The Court further drew upon the Supreme Court's ruling in The Superintendent and Remembrancer of Legal Affairs, West Bengal v. S. K. Roy, where it was held that "entrustment" within the meaning of Section 409 may arise "in any manner whatsoever" — covering even cases where the receipt of property was itself fraudulent or improper, and not merely cases of innocent receipt followed by misappropriation.
Applying these principles, the Court reasoned that the petitioner's role went beyond the general trusteeship of property vested in all trustees of the trust. He was specifically tasked with executing the sale transaction — obtaining Charity Commissioner sanction, executing the sale instrument, and receiving the consideration. This specific engagement, the Court held, clothed him with the character of an agent for that particular purpose.
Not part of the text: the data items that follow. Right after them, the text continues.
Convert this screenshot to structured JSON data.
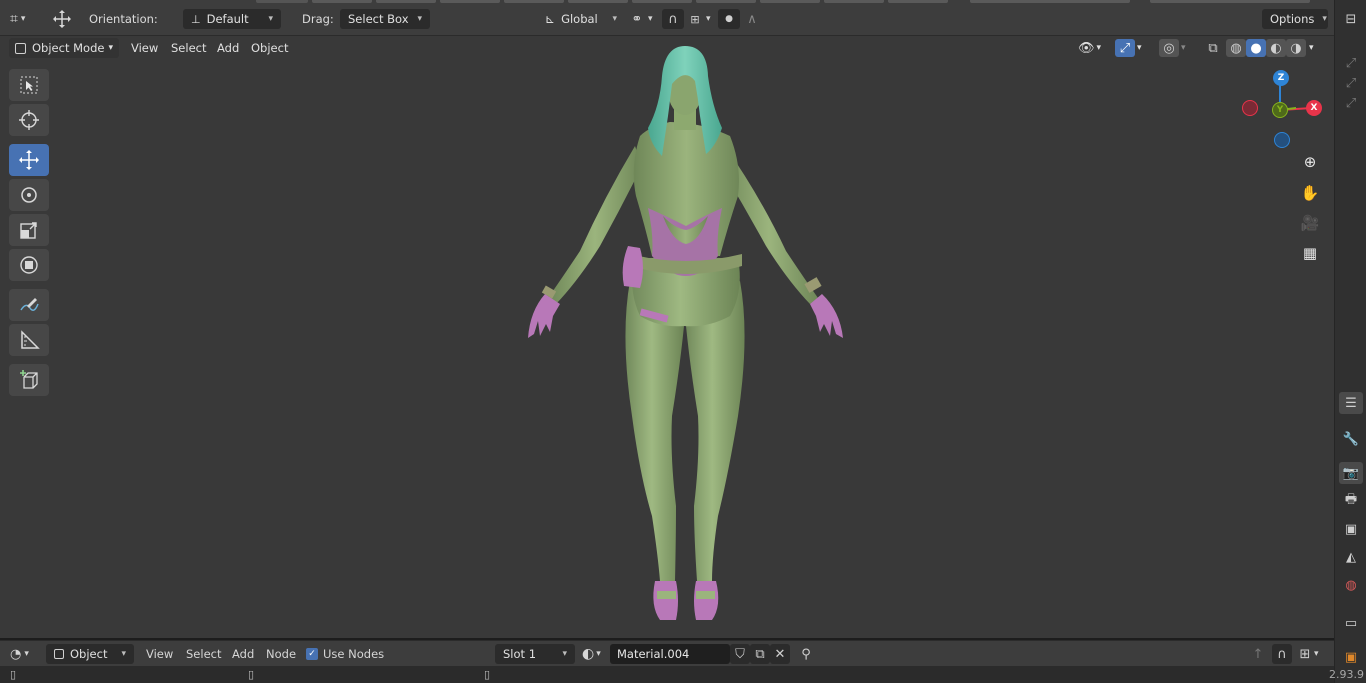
{
  "topbar": {
    "orientation_label": "Orientation:",
    "orientation_value": "Default",
    "drag_label": "Drag:",
    "drag_value": "Select Box",
    "transform_space": "Global",
    "options_label": "Options"
  },
  "viewport_header": {
    "mode": "Object Mode",
    "menus": [
      "View",
      "Select",
      "Add",
      "Object"
    ]
  },
  "tools": [
    {
      "name": "select-box-tool",
      "icon": "select-box-icon",
      "active": false
    },
    {
      "name": "cursor-tool",
      "icon": "cursor-icon",
      "active": false
    },
    {
      "name": "move-tool",
      "icon": "move-icon",
      "active": true
    },
    {
      "name": "rotate-tool",
      "icon": "rotate-icon",
      "active": false
    },
    {
      "name": "scale-tool",
      "icon": "scale-icon",
      "active": false
    },
    {
      "name": "transform-tool",
      "icon": "transform-icon",
      "active": false
    },
    {
      "name": "annotate-tool",
      "icon": "annotate-icon",
      "active": false
    },
    {
      "name": "measure-tool",
      "icon": "measure-icon",
      "active": false
    },
    {
      "name": "add-cube-tool",
      "icon": "add-cube-icon",
      "active": false
    }
  ],
  "gizmo": {
    "z_label": "Z",
    "x_label": "X",
    "y_label": "Y"
  },
  "bottombar": {
    "editor_type": "Object",
    "menus": [
      "View",
      "Select",
      "Add",
      "Node"
    ],
    "use_nodes_label": "Use Nodes",
    "use_nodes_checked": true,
    "slot_value": "Slot 1",
    "material_name": "Material.004"
  },
  "version": "2.93.9",
  "colors": {
    "accent": "#4772b3",
    "viewport_bg": "#393939",
    "header_bg": "#3d3d3d",
    "axis_x": "#e8344a",
    "axis_y": "#86b31d",
    "axis_z": "#2e84d6",
    "skin": "#8aa56e",
    "hair": "#5fbfa4",
    "accessories": "#b878b8"
  }
}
"In the capacity of the trustee of the trust, the Petitioner was entrusted with the task of obtaining the sanction of the Charity Commissioner for the sale of the trust property, execute the instrument and receive the consideration. In breach of the duties of the trustee and specific engagement, the Petitioner allegedly sold a larger area of the property of the trust than resolved, and converted to his own use a part of the consideration dishonestly. The payment of the consideration to the Petitioner was by way of entrustment in the capacity of the accused as an agent of the trust."
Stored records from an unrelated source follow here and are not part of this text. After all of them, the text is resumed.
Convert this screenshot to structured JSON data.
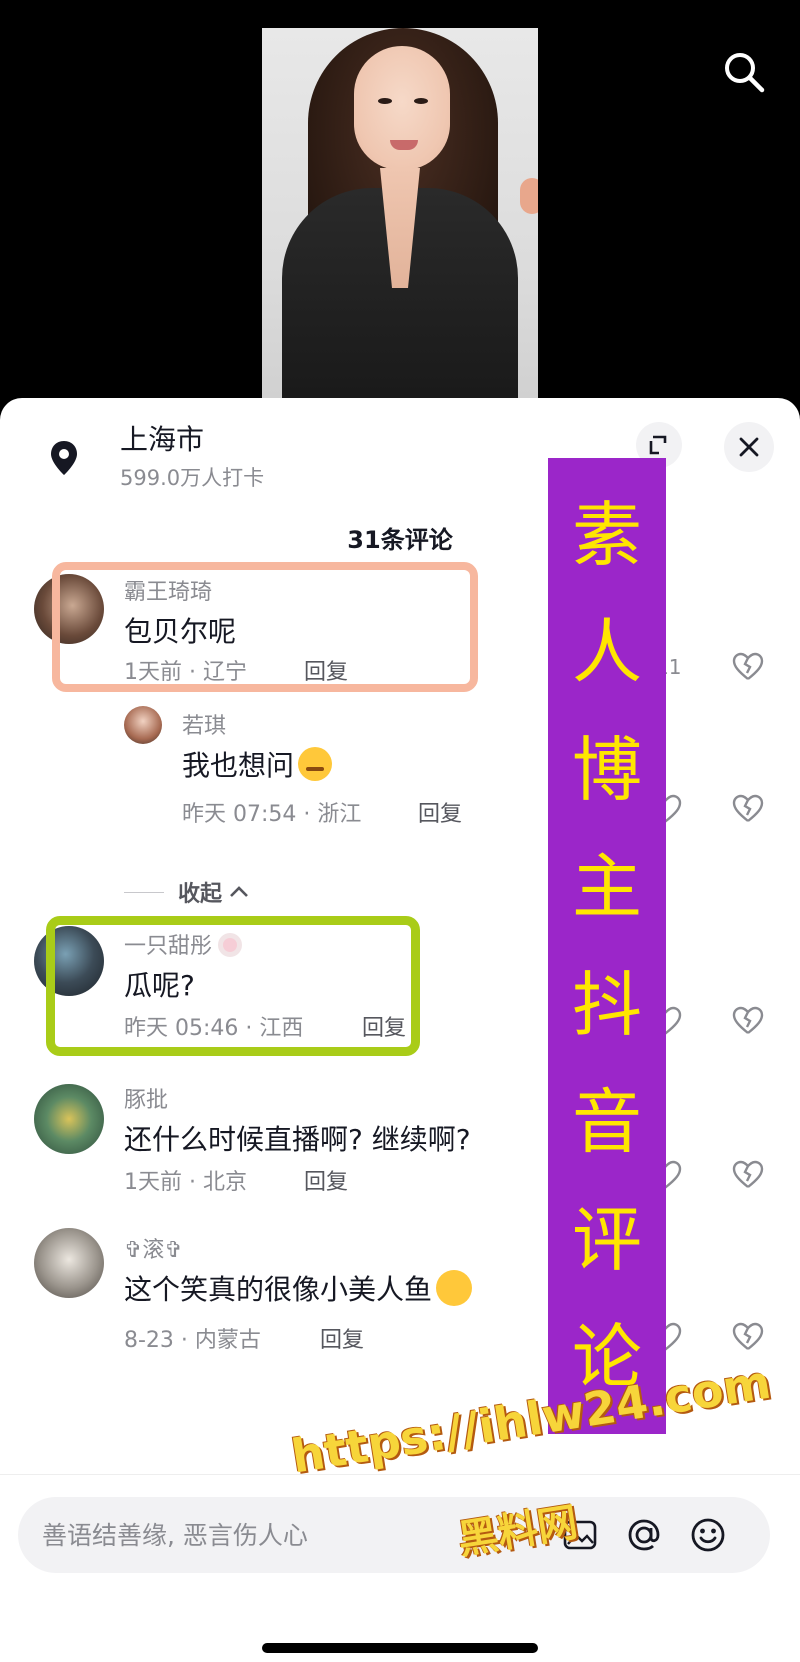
{
  "location": {
    "title": "上海市",
    "checkins": "599.0万人打卡"
  },
  "comment_count": "31条评论",
  "comments": [
    {
      "user": "霸王琦琦",
      "text": "包贝尔呢",
      "time": "1天前 · 辽宁",
      "reply": "回复",
      "likes": "11"
    },
    {
      "user": "若琪",
      "text": "我也想问",
      "time": "昨天 07:54 · 浙江",
      "reply": "回复"
    },
    {
      "user": "一只甜彤",
      "text": "瓜呢?",
      "time": "昨天 05:46 · 江西",
      "reply": "回复"
    },
    {
      "user": "豚批",
      "text": "还什么时候直播啊? 继续啊?",
      "time": "1天前 · 北京",
      "reply": "回复"
    },
    {
      "user": "✞滚✞",
      "text": "这个笑真的很像小美人鱼",
      "time": "8-23 · 内蒙古",
      "reply": "回复"
    }
  ],
  "collapse_label": "收起",
  "banner": [
    "素",
    "人",
    "博",
    "主",
    "抖",
    "音",
    "评",
    "论"
  ],
  "watermark": {
    "url": "https://ihlw24.com",
    "name": "黑料网"
  },
  "input": {
    "placeholder": "善语结善缘, 恶言伤人心"
  },
  "colors": {
    "banner_bg": "#9b26c9",
    "banner_text": "#ffe600",
    "highlight_peach": "#f7b79e",
    "highlight_green": "#a9cc18"
  }
}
The Scope of 'Entrustment' Under Section 409 IPC
The Court also invoked the Supreme Court's ruling in CBI v. Duncans Agro Industries Ltd., which had expansively interpreted the expression "entrusted with property" under Section 405 IPC — noting that the property in respect of which criminal breach of trust can be committed must necessarily belong to some person other than the accused, or the beneficial interest in it must vest in another, with the accused holding it for that other person's benefit. In a trust, it is the beneficiaries who hold the beneficial interest, while legal ownership vests in the trustee — and the sale proceeds received by the petitioner were not his to keep, divert, or appropriate for another trust.
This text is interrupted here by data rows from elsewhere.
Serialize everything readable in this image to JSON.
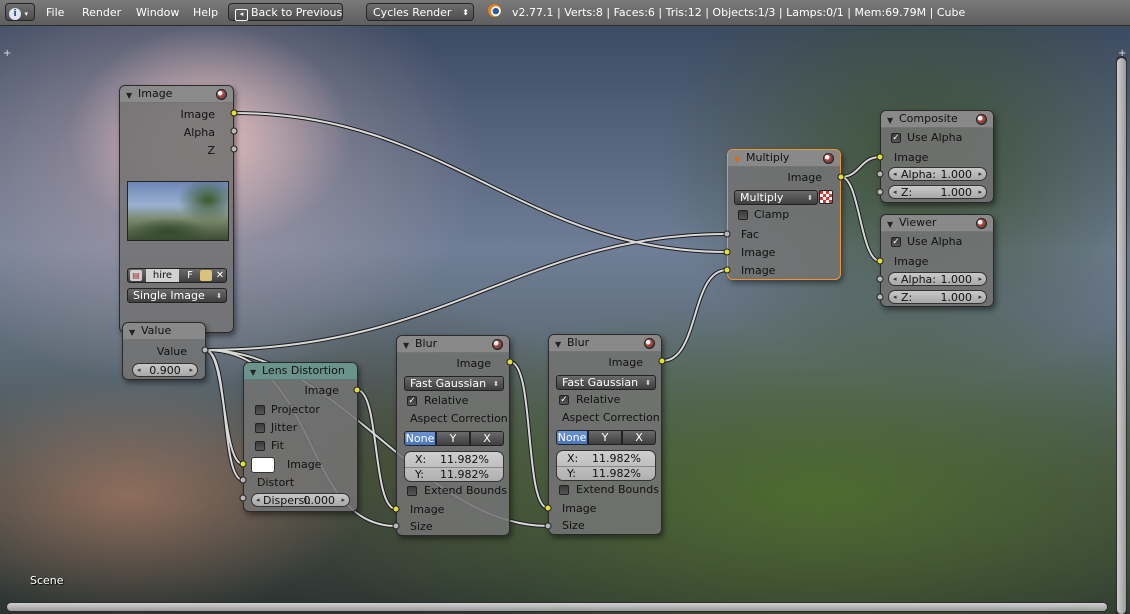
{
  "header": {
    "menu": [
      "File",
      "Render",
      "Window",
      "Help"
    ],
    "back_button": "Back to Previous",
    "render_engine": "Cycles Render",
    "stats": "v2.77.1 | Verts:8 | Faces:6 | Tris:12 | Objects:1/3 | Lamps:0/1 | Mem:69.79M | Cube"
  },
  "footer": {
    "scene_label": "Scene"
  },
  "nodes": {
    "image": {
      "title": "Image",
      "outputs": [
        "Image",
        "Alpha",
        "Z"
      ],
      "image_name": "hire",
      "fake_user": "F",
      "source": "Single Image"
    },
    "value": {
      "title": "Value",
      "output": "Value",
      "value": "0.900"
    },
    "lens": {
      "title": "Lens Distortion",
      "output": "Image",
      "checks": [
        "Projector",
        "Jitter",
        "Fit"
      ],
      "input_image": "Image",
      "input_distort": "Distort",
      "dispersion_label": "Dispersi:",
      "dispersion_value": "0.000"
    },
    "blur1": {
      "title": "Blur",
      "output": "Image",
      "filter": "Fast Gaussian",
      "relative": "Relative",
      "aspect": "Aspect Correction",
      "segments": [
        "None",
        "Y",
        "X"
      ],
      "x_label": "X:",
      "x_value": "11.982%",
      "y_label": "Y:",
      "y_value": "11.982%",
      "extend": "Extend Bounds",
      "in_image": "Image",
      "in_size": "Size"
    },
    "blur2": {
      "title": "Blur",
      "output": "Image",
      "filter": "Fast Gaussian",
      "relative": "Relative",
      "aspect": "Aspect Correction",
      "segments": [
        "None",
        "Y",
        "X"
      ],
      "x_label": "X:",
      "x_value": "11.982%",
      "y_label": "Y:",
      "y_value": "11.982%",
      "extend": "Extend Bounds",
      "in_image": "Image",
      "in_size": "Size"
    },
    "multiply": {
      "title": "Multiply",
      "output": "Image",
      "blend": "Multiply",
      "clamp": "Clamp",
      "inputs": [
        "Fac",
        "Image",
        "Image"
      ]
    },
    "composite": {
      "title": "Composite",
      "use_alpha": "Use Alpha",
      "input": "Image",
      "alpha_label": "Alpha:",
      "alpha_value": "1.000",
      "z_label": "Z:",
      "z_value": "1.000"
    },
    "viewer": {
      "title": "Viewer",
      "use_alpha": "Use Alpha",
      "input": "Image",
      "alpha_label": "Alpha:",
      "alpha_value": "1.000",
      "z_label": "Z:",
      "z_value": "1.000"
    }
  }
}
The Court accordingly held that, at the stage of consideration of the default bail application, Section 409 IPC was prima facie attracted to the facts of the case, making the 90-day authorised period of detention under sub-clause (ii) of clause (a) of the proviso to Section 167(2) Cr.P.C. correctly applicable.
Conclusion
Dismissing the writ petition, the Bombay High Court has delivered a ruling that will serve as a significant reference point for criminal courts examining default bail applications in trust-related fraud cases. The judgment crystallises two propositions of lasting importance: first, that Magistrates must independently examine, even if prima facie, whether the offences invoked justify the longer period of custody, as mechanical reliance on police remand reports violates the accused's fundamental right to personal liberty; and second, that a trustee is not categorically beyond the reach of Section 409 IPC merely because trust property vests in him by law — where he is specifically entrusted with a transactional task and betrays that trust, the agency for that purpose is established, and the graver penal provision applies.
The Court, however, took care to clarify that all observations are confined to the determination of the bail prayer and shall not influence the Magistrate in further proceedings in the case.